Despite the suspension of the Standard fixed-rate product coming in April, the Federal Housing Administration (FHA) expects to make additional changes to its reverse mortgage program by August of this year.
These changes will arrive regardless of whether FHA obtains the congressional authority it has asked for, Charles Coulter, deputy assistant secretary of the Department of Housing and Urban Development (HUD), told participants of an FHA single family housing industry conference call on Friday.
While Coulter did not give specific policy proposals for these future program changes, he assured that the agency continues to engage with the National Reverse Mortgage Lenders Association (NRMLA) on how to structure the policies.
The changes currently being sought after to strengthen FHA’s Mutual Mortgage Insurance Fund (MMIF), which revealed an economic value of negative $16.3 billion, with the reverse mortgage sector representing a value of negative $2.8 billion.
A central focus, Coulter said, will be one of the main issues FHA believes has plagued its fixed-rate standard product, which is limiting the amount borrowers can receive from an upfront draw.
Specifically, the agency said it wants to implement changes that determine how much a borrowers will be able to draw, to ensure they have a “well-defined” need for the proceeds at the time.
“On the upfront draw, we want to allow for circumstances that require legitimate need for funds,” Coulter said.
As a product shift from adjustable- to fixed-rate transpired in the market before news of FHA’s independent audit, a majority of borrowers found themselves defaulting on their tax and insurance payments once they exhausted their funds obtained from upfront full draws.
While everyone has access to a certain amount of their home equity, Coulter says that defining how much borrowers can withdraw would provide the program with greater financial security, citing tax and insurance default as “one of the problems the reverse mortgage portfolio was negatively impacted.”
“The program is about financial stability over time, not taking all the cash out at once.” said Coulter. “We’re not trying to eliminate flexibility, just make sure it is better balanced.”

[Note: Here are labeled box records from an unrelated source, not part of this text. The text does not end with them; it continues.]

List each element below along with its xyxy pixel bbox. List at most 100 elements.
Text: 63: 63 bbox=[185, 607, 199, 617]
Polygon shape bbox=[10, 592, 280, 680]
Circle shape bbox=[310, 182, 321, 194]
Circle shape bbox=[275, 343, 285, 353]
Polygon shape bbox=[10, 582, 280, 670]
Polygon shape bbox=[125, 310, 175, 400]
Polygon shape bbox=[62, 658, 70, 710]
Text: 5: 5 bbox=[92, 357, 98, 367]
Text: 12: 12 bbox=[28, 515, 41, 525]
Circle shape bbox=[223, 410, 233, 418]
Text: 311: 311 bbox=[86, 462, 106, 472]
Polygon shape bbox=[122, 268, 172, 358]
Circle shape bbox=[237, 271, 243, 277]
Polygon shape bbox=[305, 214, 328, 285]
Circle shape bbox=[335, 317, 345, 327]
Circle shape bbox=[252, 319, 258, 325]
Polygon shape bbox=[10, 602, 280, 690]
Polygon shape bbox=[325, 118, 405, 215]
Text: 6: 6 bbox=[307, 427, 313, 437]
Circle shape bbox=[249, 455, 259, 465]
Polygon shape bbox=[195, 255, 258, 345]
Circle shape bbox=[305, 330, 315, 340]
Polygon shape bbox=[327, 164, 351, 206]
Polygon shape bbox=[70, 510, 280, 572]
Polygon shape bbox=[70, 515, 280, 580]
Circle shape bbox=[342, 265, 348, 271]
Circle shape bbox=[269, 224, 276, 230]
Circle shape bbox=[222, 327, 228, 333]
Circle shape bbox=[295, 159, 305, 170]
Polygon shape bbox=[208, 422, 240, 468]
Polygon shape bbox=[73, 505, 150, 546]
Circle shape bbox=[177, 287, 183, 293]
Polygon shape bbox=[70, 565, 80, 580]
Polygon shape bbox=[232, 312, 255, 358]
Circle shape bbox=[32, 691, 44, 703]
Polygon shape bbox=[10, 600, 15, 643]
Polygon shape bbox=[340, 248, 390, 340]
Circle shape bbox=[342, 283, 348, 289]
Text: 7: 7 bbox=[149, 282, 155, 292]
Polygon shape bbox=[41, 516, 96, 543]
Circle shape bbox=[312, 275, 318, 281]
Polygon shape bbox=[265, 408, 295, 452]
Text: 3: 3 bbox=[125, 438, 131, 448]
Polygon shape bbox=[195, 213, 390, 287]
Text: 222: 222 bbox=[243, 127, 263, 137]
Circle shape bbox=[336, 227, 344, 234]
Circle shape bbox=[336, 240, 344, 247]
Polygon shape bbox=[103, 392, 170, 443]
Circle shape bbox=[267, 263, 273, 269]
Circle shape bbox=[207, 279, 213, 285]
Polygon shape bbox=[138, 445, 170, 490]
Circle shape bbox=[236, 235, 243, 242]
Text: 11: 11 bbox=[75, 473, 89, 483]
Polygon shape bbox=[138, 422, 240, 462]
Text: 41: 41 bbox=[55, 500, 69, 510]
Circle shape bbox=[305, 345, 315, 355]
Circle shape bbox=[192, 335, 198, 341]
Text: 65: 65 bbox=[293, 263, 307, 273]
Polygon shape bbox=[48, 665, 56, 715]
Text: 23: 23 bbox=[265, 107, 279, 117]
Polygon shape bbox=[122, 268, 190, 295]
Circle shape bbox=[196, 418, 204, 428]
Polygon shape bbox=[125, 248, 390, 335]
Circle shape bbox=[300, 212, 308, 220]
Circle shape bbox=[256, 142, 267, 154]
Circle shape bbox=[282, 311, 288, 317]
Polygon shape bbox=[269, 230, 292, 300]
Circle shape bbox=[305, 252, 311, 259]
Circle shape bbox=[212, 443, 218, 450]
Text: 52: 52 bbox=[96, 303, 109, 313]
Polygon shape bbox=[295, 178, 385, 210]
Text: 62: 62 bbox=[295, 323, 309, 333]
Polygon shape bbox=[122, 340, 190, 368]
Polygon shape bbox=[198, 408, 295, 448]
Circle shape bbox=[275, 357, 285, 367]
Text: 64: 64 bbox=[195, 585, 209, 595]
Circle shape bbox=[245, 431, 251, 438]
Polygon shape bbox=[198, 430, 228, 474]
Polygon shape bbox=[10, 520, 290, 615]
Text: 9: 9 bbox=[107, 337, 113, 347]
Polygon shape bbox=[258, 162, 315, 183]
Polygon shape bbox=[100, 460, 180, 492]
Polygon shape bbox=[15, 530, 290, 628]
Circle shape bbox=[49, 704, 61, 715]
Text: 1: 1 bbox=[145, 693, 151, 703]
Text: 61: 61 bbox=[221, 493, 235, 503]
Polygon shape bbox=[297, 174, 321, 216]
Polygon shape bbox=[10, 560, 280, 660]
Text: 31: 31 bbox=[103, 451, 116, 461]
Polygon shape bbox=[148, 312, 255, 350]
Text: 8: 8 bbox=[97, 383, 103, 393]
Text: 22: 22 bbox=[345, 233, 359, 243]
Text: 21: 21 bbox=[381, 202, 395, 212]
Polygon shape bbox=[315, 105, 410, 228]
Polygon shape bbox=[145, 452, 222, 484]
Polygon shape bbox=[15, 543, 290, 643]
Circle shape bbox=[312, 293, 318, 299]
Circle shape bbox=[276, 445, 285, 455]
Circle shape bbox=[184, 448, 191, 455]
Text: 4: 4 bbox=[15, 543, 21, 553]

Aside from limiting the upfront draw, Coulter said there are other key issues that must be addressed in the upcoming changes.
These include changes that FHA announced earlier this year concerning the suspension of the standard fixed-rate product, such as implementing a financial assessment, establishing set asides for tax and insurance payments, as well as addressing the issue non-borrowing spouses of borrowers living in the home.
FHA said it will make its additional changes with or without congressional authority from Congress by August. The agency said it will also continue to issue guidance via mortgagee letters, however, congressional authority will enable them to take a more “balanced approach” to address the key issues laid before them, if it is granted.